Past his lust, his missed masses, he told of his running away. He dreaded the hearing in the penance that he would have to go back.
“You dread me telling you to let her know?”
“Yes, father.”
“For your penance, you will pray for your Aunt, with the intention of doing so daily. You will write her, and give the note to me. The Lord will tell me when to send it. The sin is in taking it into your own hands, in not trusting Him. And the number on the part wrapper of that poor young woman: pray for her and get rid of it. The near occasions of sin are swirling about you like a whirlwind. Pray for Eve, and pray for discernment about how to approach her. It is a trap of some sort, clearly, though it is likely not what you might think. Like our Lord, sometimes we must go into the trap, with a prayer on our lips.
“God, the Father of mercies, through the death and resurrection of his Son has reconciled the world to himself and sent the Holy Spirit among us for the forgiveness of sins; through the ministry of the Church may God give you pardon and peace, and I absolve you from your sins in the name of the Father, and of the Son, and of the Holy Spirit. Go in peace my son. Your trainer has bought you the shotgun; use it wisely.”

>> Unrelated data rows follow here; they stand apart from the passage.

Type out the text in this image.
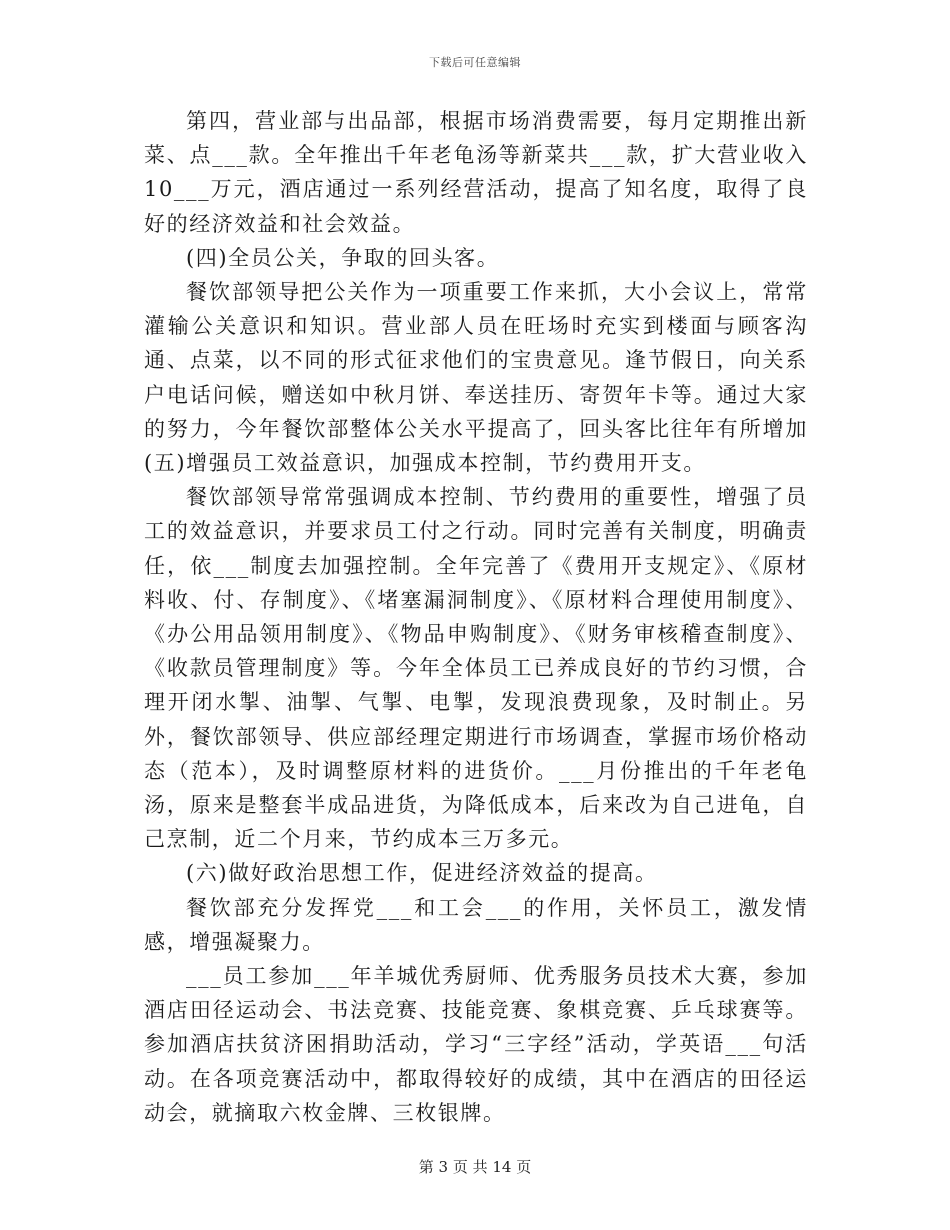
下载后可任意编辑

第四，营业部与出品部，根据市场消费需要，每月定期推出新菜、点___款。全年推出千年老龟汤等新菜共___款，扩大营业收入10___万元，酒店通过一系列经营活动，提高了知名度，取得了良好的经济效益和社会效益。

(四)全员公关，争取的回头客。

餐饮部领导把公关作为一项重要工作来抓，大小会议上，常常灌输公关意识和知识。营业部人员在旺场时充实到楼面与顾客沟通、点菜，以不同的形式征求他们的宝贵意见。逢节假日，向关系户电话问候，赠送如中秋月饼、奉送挂历、寄贺年卡等。通过大家的努力，今年餐饮部整体公关水平提高了，回头客比往年有所增加(五)增强员工效益意识，加强成本控制，节约费用开支。

餐饮部领导常常强调成本控制、节约费用的重要性，增强了员工的效益意识，并要求员工付之行动。同时完善有关制度，明确责任，依___制度去加强控制。全年完善了《费用开支规定》、《原材料收、付、存制度》、《堵塞漏洞制度》、《原材料合理使用制度》、《办公用品领用制度》、《物品申购制度》、《财务审核稽查制度》、《收款员管理制度》等。今年全体员工已养成良好的节约习惯，合理开闭水掣、油掣、气掣、电掣，发现浪费现象，及时制止。另外，餐饮部领导、供应部经理定期进行市场调查，掌握市场价格动态（范本），及时调整原材料的进货价。___月份推出的千年老龟汤，原来是整套半成品进货，为降低成本，后来改为自己进龟，自己烹制，近二个月来，节约成本三万多元。

(六)做好政治思想工作，促进经济效益的提高。

餐饮部充分发挥党___和工会___的作用，关怀员工，激发情感，增强凝聚力。

___员工参加___年羊城优秀厨师、优秀服务员技术大赛，参加酒店田径运动会、书法竞赛、技能竞赛、象棋竞赛、乒乓球赛等。参加酒店扶贫济困捐助活动，学习“三字经”活动，学英语___句活动。在各项竞赛活动中，都取得较好的成绩，其中在酒店的田径运动会，就摘取六枚金牌、三枚银牌。

第 3 页 共 14 页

Gerry was a spectator within his own heaving form, drenched in sweat, leaving the little closet in which he had been with the aged Hospitaller father, vestments over worn combat armor. An anachronistic warrior who stood out even here, in the bizarrest of settings. He knew the cross in the corner carried the Father’s sword inside, and the divots visible on the armor were had in combat, likely from slug throwers. He waited for mass, a quick one, but nonetheless intense for its brevity.

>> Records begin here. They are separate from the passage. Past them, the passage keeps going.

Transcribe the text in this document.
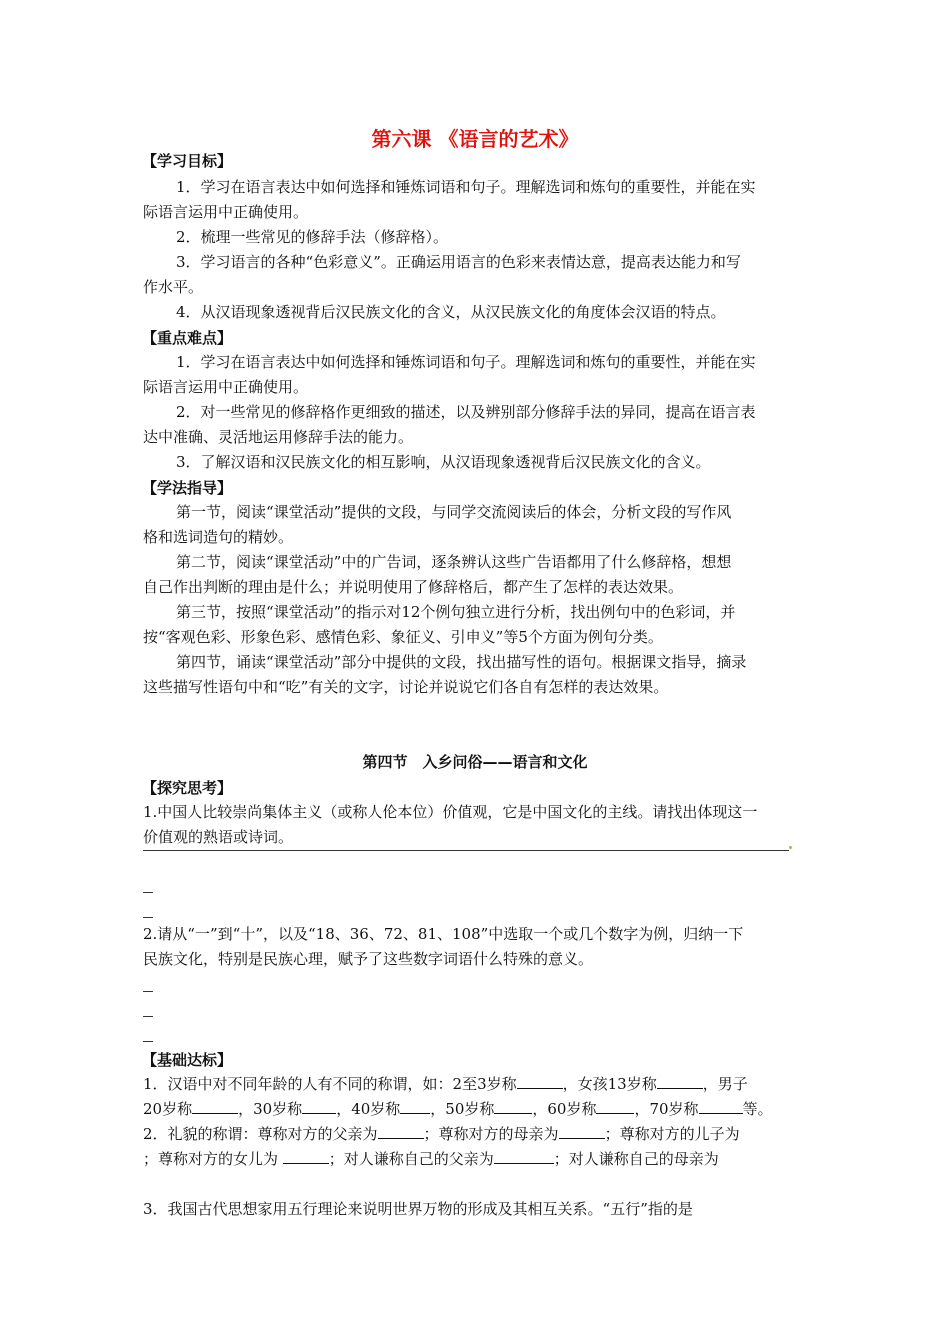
第六课 《语言的艺术》
【学习目标】
1．学习在语言表达中如何选择和锤炼词语和句子。理解选词和炼句的重要性，并能在实
际语言运用中正确使用。
2．梳理一些常见的修辞手法（修辞格）。
3．学习语言的各种“色彩意义”。正确运用语言的色彩来表情达意，提高表达能力和写
作水平。
4．从汉语现象透视背后汉民族文化的含义，从汉民族文化的角度体会汉语的特点。
【重点难点】
1．学习在语言表达中如何选择和锤炼词语和句子。理解选词和炼句的重要性，并能在实
际语言运用中正确使用。
2．对一些常见的修辞格作更细致的描述，以及辨别部分修辞手法的异同，提高在语言表
达中准确、灵活地运用修辞手法的能力。
3．了解汉语和汉民族文化的相互影响，从汉语现象透视背后汉民族文化的含义。
【学法指导】
第一节，阅读“课堂活动”提供的文段，与同学交流阅读后的体会，分析文段的写作风
格和选词造句的精妙。
第二节，阅读“课堂活动”中的广告词，逐条辨认这些广告语都用了什么修辞格，想想
自己作出判断的理由是什么；并说明使用了修辞格后，都产生了怎样的表达效果。
第三节，按照“课堂活动”的指示对12个例句独立进行分析，找出例句中的色彩词，并
按“客观色彩、形象色彩、感情色彩、象征义、引申义”等5个方面为例句分类。
第四节，诵读“课堂活动”部分中提供的文段，找出描写性的语句。根据课文指导，摘录
这些描写性语句中和“吃”有关的文字，讨论并说说它们各自有怎样的表达效果。
第四节　入乡问俗——语言和文化
【探究思考】
1.中国人比较崇尚集体主义（或称人伦本位）价值观，它是中国文化的主线。请找出体现这一
价值观的熟语或诗词。
2.请从“一”到“十”，以及“18、36、72、81、108”中选取一个或几个数字为例，归纳一下
民族文化，特别是民族心理，赋予了这些数字词语什么特殊的意义。
【基础达标】
1．汉语中对不同年龄的人有不同的称谓，如：2至3岁称	，女孩13岁称	，男子
20岁称	，30岁称 ，40岁称 ，50岁称	，60岁称	，70岁称	等。
2．礼貌的称谓：尊称对方的父亲为	；尊称对方的母亲为	；尊称对方的儿子为
；尊称对方的女儿为	；对人谦称自己的父亲为	；对人谦称自己的母亲为
3．我国古代思想家用五行理论来说明世界万物的形成及其相互关系。“五行”指的是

He remembered a line from some literature about the order that was repeated in the Mass, as some sort of antiphon, “Cry if you must kill, pray over it, but let not the lost sheep be devoured. Let your own blood be spilled to save them, and trust in the Lord.”
The Eucharistic prayers flowed with a staccato cadence that belied the tearful reverence that Father Bowie exuded. The near orgiastic fervor with with he raised the host seemed to infect the small gathering. Gerry was returning to his seat when the Hospitaller standing by the rear door, a white surplice over his black combat armor, leaned in and whispered, “Return to your ship, gentlemen; they are waiting.” Only then did Gerry realize that Eddie was right behind him. They jogged down the hall to the lift, and sprinted for the docking tube.
“Only coin you’re getting from me, girl. Thanks!” Eddie said, flipping the waiting Patsy a disk, as she stood by the bulkhead doors with a pained expression on her face.
“They’re in! Dicks the size of yorda nuts… but they’re both in!” she shrilled into a com on her collar and the doors slammed behind them with a blessed finality.